= Vytautas Bubnys =

Lithuanian politician (1932–2021)

Vytautas Jurgis Bubnys (9 September 1932 – 24 April 2021) was a Lithuanian writer, political figure and a member of the Seimas.

==Biography==
Bubnys was born to a peasant family in Čiudiškiai village, Prienai district, Lithuania on 9 September 1932. He studied in the Vilnius Pedagigical Institute, graduating in 1957 with a teaching degree in Lithuanian language and literature.

Between 1957 and 1966 Bubnys worked as a teacher. In 1966 he became the editor of magazine "Moksleivis" (School Student). Between 1976 and 1980 Bubnys worked at the Union of Lithuanian writers, later devoting all his time to writing.

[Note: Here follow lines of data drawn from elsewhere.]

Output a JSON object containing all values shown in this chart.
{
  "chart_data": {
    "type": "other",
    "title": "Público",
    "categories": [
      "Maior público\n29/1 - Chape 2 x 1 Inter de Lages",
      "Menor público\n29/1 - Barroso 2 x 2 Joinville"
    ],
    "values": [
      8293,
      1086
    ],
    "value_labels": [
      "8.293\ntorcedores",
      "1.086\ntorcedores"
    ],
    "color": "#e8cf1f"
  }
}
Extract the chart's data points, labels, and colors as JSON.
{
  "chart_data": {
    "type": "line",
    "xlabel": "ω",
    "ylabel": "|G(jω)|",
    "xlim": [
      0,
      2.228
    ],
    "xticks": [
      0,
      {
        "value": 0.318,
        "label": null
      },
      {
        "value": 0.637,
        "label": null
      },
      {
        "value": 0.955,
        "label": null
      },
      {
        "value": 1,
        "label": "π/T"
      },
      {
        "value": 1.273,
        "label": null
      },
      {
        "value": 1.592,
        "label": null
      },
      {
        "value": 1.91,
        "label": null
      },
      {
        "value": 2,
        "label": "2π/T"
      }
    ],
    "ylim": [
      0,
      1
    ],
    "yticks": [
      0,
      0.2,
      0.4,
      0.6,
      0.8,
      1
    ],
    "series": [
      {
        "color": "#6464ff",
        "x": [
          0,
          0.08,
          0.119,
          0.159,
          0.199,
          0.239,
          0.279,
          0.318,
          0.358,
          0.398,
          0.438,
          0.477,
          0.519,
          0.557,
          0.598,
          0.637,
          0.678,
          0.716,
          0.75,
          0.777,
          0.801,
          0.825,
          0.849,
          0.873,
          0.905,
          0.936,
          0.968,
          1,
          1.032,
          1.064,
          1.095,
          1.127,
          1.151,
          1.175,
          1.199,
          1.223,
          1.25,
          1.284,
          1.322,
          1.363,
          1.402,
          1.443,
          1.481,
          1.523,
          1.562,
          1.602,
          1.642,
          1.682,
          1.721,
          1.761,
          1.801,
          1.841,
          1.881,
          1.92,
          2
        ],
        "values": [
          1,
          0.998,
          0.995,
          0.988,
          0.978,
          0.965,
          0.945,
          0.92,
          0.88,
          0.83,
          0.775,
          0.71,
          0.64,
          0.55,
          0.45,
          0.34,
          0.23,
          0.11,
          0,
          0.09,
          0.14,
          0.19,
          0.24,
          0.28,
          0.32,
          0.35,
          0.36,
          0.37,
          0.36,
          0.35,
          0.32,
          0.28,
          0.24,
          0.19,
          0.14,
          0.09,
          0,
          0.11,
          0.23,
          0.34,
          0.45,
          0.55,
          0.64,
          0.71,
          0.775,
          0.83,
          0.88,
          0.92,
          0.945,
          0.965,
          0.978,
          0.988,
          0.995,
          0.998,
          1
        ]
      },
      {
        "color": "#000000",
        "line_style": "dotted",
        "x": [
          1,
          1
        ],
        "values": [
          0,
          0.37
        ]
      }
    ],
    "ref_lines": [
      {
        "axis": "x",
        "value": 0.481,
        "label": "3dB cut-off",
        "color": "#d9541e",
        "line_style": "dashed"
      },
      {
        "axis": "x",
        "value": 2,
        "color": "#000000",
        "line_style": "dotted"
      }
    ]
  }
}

Bubnys started publishing his writings in 1953. By 2012 he had written and published 32 books, some of them translated to other languages and adapted to movies. By his own estimate, a total of 6 million copies of his books have been published. He has received numerous awards for his writing, including the Order of the Lithuanian Grand Duke Gediminas. In 2003, he was awarded the Baltic Assembly Prize for Literature.

Bubnys was a member of the Communist Party of Lithuania until 1989. In the elections in 1992, Bloškys represented the Democratic Labour Party of Lithuania and was elected as the member of the Sixth Seimas in the single-seat constituency of Prienai (67).